AN Asian author has expressed hope her debut graphic memoir will “become a safe space” for others.
Sabba Khan’s The Roles We Play is described as a “vivid snapshot of contemporary British Asian life” which “investigates the complex shifts experienced by different generations within migrant communities.”
It explores her Mirpuri identity, as well as her family history, including their displacement during the Partition of India in 1947.
Khan told Eastern Eye that illustration and visual storytelling became a form of escape for her. The comic world was a “safe space” to explore her personal experiences, as well as that of her family. When she signed the contract for her book’s publication, however, she realised her safe space would become a shared one.
“I realised I’d been doing this just for myself, but now it was going to be seen by so many people and there was a whole journey in that,” Khan explained. “One of my friends said, ‘it was yours, but now it is the world’s.’ I have to let go. If it becomes a safe space for other people, that will be really beautiful.”
The drive to tell her story partly came from a lack of representation of her community within the art world. When Khan pursued higher education at the prestigious arts school Central Saint Martin’s (CSM) in London, she soon realised she was one of the few south Asians from a working-class background at the university.
“[Students] would often be from middle-class backgrounds, or from a family background where it’s not unusual for them to go to university, and therefore, it’s not unusual for them to choose an art education or something that’s a little bit more creative and conceptual,” the visual artist said. “I saw a lack of voices for the Mirpuri community from my working-class brown community in east London and that was really the drive to create a space to talk about our migration history.”
The author recently met other artists of Kashmiri and Mirpuri descent who are also producing work linked to their heritage.

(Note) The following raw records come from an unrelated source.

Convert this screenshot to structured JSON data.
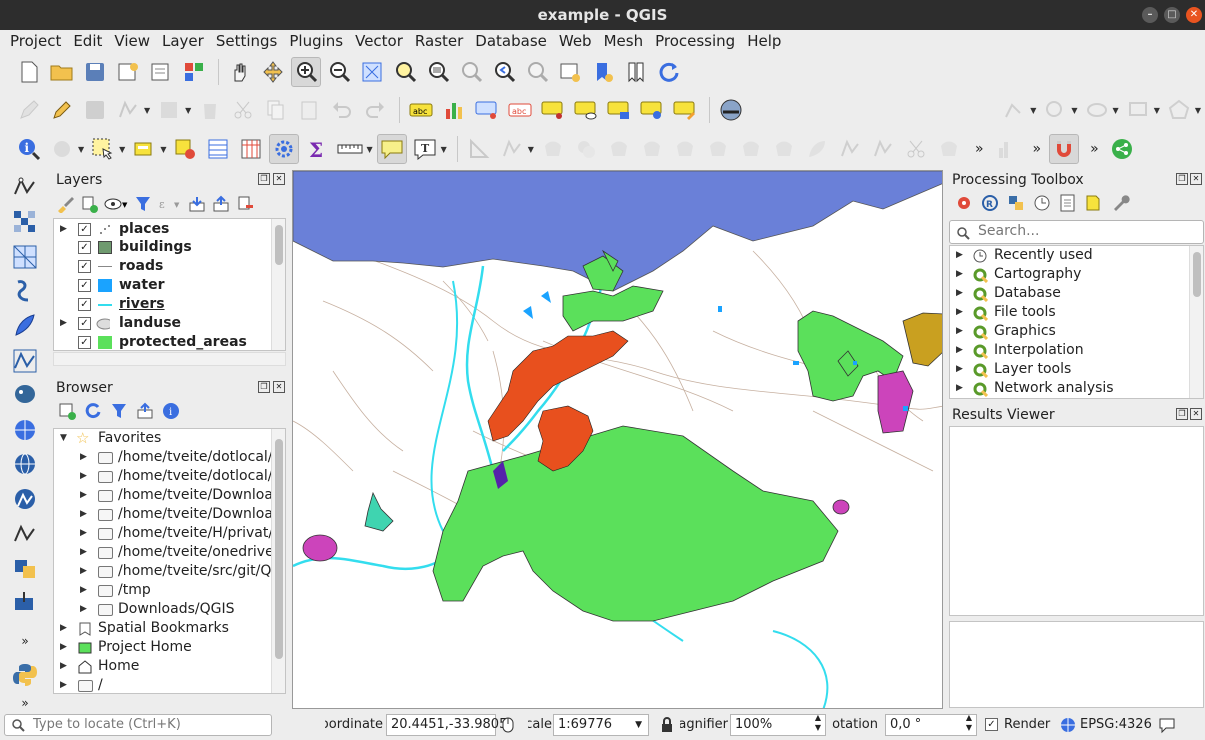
{
  "window": {
    "title": "example - QGIS"
  },
  "menu": [
    "Project",
    "Edit",
    "View",
    "Layer",
    "Settings",
    "Plugins",
    "Vector",
    "Raster",
    "Database",
    "Web",
    "Mesh",
    "Processing",
    "Help"
  ],
  "layers_panel": {
    "title": "Layers",
    "items": [
      {
        "label": "places",
        "checked": true,
        "expandable": true,
        "symbol": "point-dots",
        "bold": true
      },
      {
        "label": "buildings",
        "checked": true,
        "expandable": false,
        "symbol": "fill",
        "color": "#6f9a6f",
        "bold": true
      },
      {
        "label": "roads",
        "checked": true,
        "expandable": false,
        "symbol": "line",
        "color": "#a0a0a0",
        "bold": true
      },
      {
        "label": "water",
        "checked": true,
        "expandable": false,
        "symbol": "fill",
        "color": "#1aa3ff",
        "bold": true
      },
      {
        "label": "rivers",
        "checked": true,
        "expandable": false,
        "symbol": "line",
        "color": "#33ddee",
        "bold": true,
        "underline": true
      },
      {
        "label": "landuse",
        "checked": true,
        "expandable": true,
        "symbol": "rule",
        "bold": true
      },
      {
        "label": "protected_areas",
        "checked": true,
        "expandable": false,
        "symbol": "fill",
        "color": "#5be05b",
        "bold": true
      }
    ]
  },
  "browser_panel": {
    "title": "Browser",
    "items": [
      {
        "label": "Favorites",
        "level": 0,
        "expanded": true,
        "icon": "star-icon"
      },
      {
        "label": "/home/tveite/dotlocal/",
        "level": 1,
        "icon": "folder-icon"
      },
      {
        "label": "/home/tveite/dotlocal/",
        "level": 1,
        "icon": "folder-icon"
      },
      {
        "label": "/home/tveite/Downloa",
        "level": 1,
        "icon": "folder-icon"
      },
      {
        "label": "/home/tveite/Downloa",
        "level": 1,
        "icon": "folder-icon"
      },
      {
        "label": "/home/tveite/H/privat/",
        "level": 1,
        "icon": "folder-icon"
      },
      {
        "label": "/home/tveite/onedrive",
        "level": 1,
        "icon": "folder-icon"
      },
      {
        "label": "/home/tveite/src/git/Q",
        "level": 1,
        "icon": "folder-icon"
      },
      {
        "label": "/tmp",
        "level": 1,
        "icon": "folder-icon"
      },
      {
        "label": "Downloads/QGIS",
        "level": 1,
        "icon": "folder-icon"
      },
      {
        "label": "Spatial Bookmarks",
        "level": 0,
        "icon": "bookmark-icon"
      },
      {
        "label": "Project Home",
        "level": 0,
        "icon": "project-home-icon"
      },
      {
        "label": "Home",
        "level": 0,
        "icon": "home-icon"
      },
      {
        "label": "/",
        "level": 0,
        "icon": "folder-icon"
      }
    ]
  },
  "processing_toolbox": {
    "title": "Processing Toolbox",
    "search_placeholder": "Search...",
    "items": [
      {
        "label": "Recently used",
        "icon": "clock-icon"
      },
      {
        "label": "Cartography",
        "icon": "qgis-q-icon"
      },
      {
        "label": "Database",
        "icon": "qgis-q-icon"
      },
      {
        "label": "File tools",
        "icon": "qgis-q-icon"
      },
      {
        "label": "Graphics",
        "icon": "qgis-q-icon"
      },
      {
        "label": "Interpolation",
        "icon": "qgis-q-icon"
      },
      {
        "label": "Layer tools",
        "icon": "qgis-q-icon"
      },
      {
        "label": "Network analysis",
        "icon": "qgis-q-icon"
      }
    ]
  },
  "results_viewer": {
    "title": "Results Viewer"
  },
  "status": {
    "locate_placeholder": "Type to locate (Ctrl+K)",
    "coordinate_label": "Coordinate",
    "coordinate_value": "20.4451,-33.9805",
    "scale_label": "Scale",
    "scale_value": "1:69776",
    "magnifier_label": "Magnifier",
    "magnifier_value": "100%",
    "rotation_label": "Rotation",
    "rotation_value": "0,0 °",
    "render_label": "Render",
    "render_checked": true,
    "crs": "EPSG:4326"
  },
  "colors": {
    "protected_areas": "#5be05b",
    "urban": "#e8501e",
    "water_blue": "#6a7fd8",
    "rivers": "#33ddee",
    "magenta": "#cc44bb",
    "mustard": "#c9a020"
  }
}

Khan spoke of her hope that the book will be an addition to the cultural canon of the community. “It’s nice to be part of that,” said Khan, who works as an architectural designer. “We may not have the opportunities to go to higher education as easily as others, but we are still creating voices from within us that talk about our histories and encapsulate them.”
The novel has 30 chapters, none of which are in chronological order. This was done deliberately to imitate memories as they “weave in and out and mean different things at different times of your life”.
Chapters cover a variety of topics, including Khan’s relationships with her mother and sister and her experiences of racism.
Asked to choose a favourite section, Khan said it often changes, but she treasures a chapter called Warmth. Just four pages long, it reflects upon her Muslim faith and her decision to remove her hijab. The connection between visible and non-visible aspects of faith is “fascinating”, she said.
“For me, I feel like I’ve gone on a deeper spiritual journey by not representing faith in a visible way,” the 36-year-old said. “It’s given me that chance to really build a relationship with it for myself, in a personal and private space.”
Each chapter comes with an added extra – a song of Khan’s choosing is recommended at the beginning of each section to complement the narrative. Tracks by musicians Alicia Keys, Nusrat Fateh Ali Khan, Radiohead, PJ Harvey, and Queen are included.
Khan said she hoped a soundtrack would give readers an indication of the emotions linked to each story. “Some songs are a tool to trigger memories and to evoke memory,” the artist explained. “And it wasn’t necessarily that every song was made at the time of the memory – it just encapsulated that memory. Some of them more specifically are things that I may have been listening to around the time or are conceptually connected to the topic.”
The migration history was something of an unspoken subject in Khan’s family. She would ask her elders about their past and they would be hesitant to divulge any details. “They’d all look quite sad and say we don’t want to talk about it because those times were hard,” recalled Khan, who lives in Newham, east London.
Asked what her loved ones think of the novel, Khan said she hopes they understand the love within her work. “I think it’s going to be fascinating, because there are some slightly risky taboo topics in there,” she admitted. “But I hope, at the same time, they see that I’m honouring and respecting our journey as a family.”
Although some of her family are unable to read English, they can appreciate the illustrations in The Roles We Play. “I was showing it to my grandma, and she was reading the visuals which was really beautiful,” Khan said. “It was lovely to see that the graphic novel transcends written language in that way.”